Hi Shane, here are more details on your request.  You'll also need to change AWE_FRAME_SIZE on line 37 of Platform.h from 32 to 16.  This is the information which is returned to the PC and shown on the Server window.   This number is referred to as the "Fundamental Block Size" in our document and training materials.

When building audio processing using Audio Weaver, the input wire size has to be a multiple of the fundamental block size.  When it is 32, you can process at 32, 64, 96, etc.  But no smaller.  To test out lower latency processing you'll need to reduce this.  We typically don't go lower than 16 because the overhead of ISRs and processing adds up.
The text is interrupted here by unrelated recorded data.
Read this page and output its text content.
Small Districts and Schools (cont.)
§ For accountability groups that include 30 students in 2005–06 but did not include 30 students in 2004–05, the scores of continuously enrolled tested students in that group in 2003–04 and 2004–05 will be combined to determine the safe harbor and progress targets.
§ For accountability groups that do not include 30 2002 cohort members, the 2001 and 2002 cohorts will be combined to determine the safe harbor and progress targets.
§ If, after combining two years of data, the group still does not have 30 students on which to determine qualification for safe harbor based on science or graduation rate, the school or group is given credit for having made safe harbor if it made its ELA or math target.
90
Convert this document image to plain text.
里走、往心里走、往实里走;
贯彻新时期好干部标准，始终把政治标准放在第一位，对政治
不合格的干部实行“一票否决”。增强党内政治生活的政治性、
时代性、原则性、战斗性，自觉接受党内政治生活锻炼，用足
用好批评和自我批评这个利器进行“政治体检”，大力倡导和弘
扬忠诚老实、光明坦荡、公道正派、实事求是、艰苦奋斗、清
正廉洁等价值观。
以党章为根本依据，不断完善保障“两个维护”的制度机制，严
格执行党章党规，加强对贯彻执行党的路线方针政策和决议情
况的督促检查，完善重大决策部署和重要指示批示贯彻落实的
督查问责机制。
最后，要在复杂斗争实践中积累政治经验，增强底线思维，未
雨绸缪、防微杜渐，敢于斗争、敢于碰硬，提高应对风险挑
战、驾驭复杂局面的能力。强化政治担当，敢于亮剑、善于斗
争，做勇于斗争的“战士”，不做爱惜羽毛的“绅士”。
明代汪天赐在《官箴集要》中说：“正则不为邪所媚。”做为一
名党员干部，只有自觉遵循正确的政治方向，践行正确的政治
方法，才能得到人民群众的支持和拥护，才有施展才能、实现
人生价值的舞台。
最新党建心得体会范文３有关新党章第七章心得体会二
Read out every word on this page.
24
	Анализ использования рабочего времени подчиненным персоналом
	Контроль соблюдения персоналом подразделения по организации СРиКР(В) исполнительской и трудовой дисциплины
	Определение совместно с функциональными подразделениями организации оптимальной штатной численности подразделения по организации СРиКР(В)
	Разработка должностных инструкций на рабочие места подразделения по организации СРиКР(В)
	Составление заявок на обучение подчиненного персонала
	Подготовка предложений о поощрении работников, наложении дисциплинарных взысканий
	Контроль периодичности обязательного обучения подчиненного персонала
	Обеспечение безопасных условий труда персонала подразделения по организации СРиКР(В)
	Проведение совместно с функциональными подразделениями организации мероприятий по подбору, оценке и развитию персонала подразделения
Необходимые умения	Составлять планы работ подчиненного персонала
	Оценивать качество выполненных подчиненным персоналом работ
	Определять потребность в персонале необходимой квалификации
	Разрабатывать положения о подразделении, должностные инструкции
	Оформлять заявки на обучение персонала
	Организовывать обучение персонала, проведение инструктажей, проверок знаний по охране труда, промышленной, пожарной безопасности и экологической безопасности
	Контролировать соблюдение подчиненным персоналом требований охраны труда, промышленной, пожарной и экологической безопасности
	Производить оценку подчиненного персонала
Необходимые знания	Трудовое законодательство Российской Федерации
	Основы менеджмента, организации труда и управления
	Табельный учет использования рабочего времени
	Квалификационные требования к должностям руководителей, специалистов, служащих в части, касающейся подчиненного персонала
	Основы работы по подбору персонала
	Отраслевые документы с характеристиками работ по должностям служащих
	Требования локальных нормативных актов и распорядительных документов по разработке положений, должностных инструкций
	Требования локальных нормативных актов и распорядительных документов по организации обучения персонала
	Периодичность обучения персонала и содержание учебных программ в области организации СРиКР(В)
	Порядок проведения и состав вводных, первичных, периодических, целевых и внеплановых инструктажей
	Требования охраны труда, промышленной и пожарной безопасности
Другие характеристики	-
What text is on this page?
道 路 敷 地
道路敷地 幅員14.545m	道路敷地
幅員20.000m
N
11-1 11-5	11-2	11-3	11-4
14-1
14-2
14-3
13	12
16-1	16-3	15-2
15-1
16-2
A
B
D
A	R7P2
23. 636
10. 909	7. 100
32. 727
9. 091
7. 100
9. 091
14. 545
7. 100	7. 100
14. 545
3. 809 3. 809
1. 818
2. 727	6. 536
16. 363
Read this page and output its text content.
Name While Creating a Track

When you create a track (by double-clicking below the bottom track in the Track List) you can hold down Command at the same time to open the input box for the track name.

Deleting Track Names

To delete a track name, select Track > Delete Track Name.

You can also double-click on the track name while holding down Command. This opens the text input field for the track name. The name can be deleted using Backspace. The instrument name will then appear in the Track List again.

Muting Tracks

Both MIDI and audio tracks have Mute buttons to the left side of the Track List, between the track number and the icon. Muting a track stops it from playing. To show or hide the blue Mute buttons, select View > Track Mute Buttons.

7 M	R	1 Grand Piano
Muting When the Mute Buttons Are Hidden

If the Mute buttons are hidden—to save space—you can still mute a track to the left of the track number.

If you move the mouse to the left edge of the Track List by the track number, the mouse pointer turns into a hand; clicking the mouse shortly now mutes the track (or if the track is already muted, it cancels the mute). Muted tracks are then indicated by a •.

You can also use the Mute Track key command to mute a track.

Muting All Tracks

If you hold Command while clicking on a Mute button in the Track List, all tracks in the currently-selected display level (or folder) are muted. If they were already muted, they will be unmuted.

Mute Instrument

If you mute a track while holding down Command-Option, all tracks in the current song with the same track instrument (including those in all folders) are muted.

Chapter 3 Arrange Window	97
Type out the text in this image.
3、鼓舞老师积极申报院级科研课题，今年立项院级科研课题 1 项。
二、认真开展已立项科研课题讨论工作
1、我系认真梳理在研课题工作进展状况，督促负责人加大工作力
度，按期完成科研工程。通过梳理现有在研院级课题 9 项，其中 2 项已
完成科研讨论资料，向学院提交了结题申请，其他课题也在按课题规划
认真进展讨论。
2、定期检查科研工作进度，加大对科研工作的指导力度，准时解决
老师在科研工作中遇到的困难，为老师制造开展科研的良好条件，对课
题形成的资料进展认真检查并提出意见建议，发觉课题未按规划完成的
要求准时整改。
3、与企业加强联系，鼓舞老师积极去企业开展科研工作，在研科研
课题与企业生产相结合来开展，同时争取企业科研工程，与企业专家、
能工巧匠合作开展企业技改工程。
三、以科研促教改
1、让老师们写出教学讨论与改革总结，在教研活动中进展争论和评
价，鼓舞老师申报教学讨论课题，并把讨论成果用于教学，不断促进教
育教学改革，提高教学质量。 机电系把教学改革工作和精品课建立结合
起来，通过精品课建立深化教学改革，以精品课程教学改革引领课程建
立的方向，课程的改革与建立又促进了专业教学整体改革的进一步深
If you want to do a quick and dirty estimate of the processing load at a smaller block size you can do the following.  Keep the fundamental block size at 32.  Then in your code decimate from 48 kHz / 32 samples to 24 kHz / 16 samples.  (You can decimate by any power of 2).  Your processing will then run at 24 kHz with a block size of 16 samples.  Profile the processing.  Then double the reported amount because it is running at 24 kHz.  Similarly, if you really wanted to, you could decimate from 48 kHz / 32 samples to 1500 Hz / 1 sample.  Profile the resulting system and then multiple by 32 to get the actual amount used.  Note that decimating in the Layout does not increase the overhead of the ISR so it only shows you the change in the audio processing load.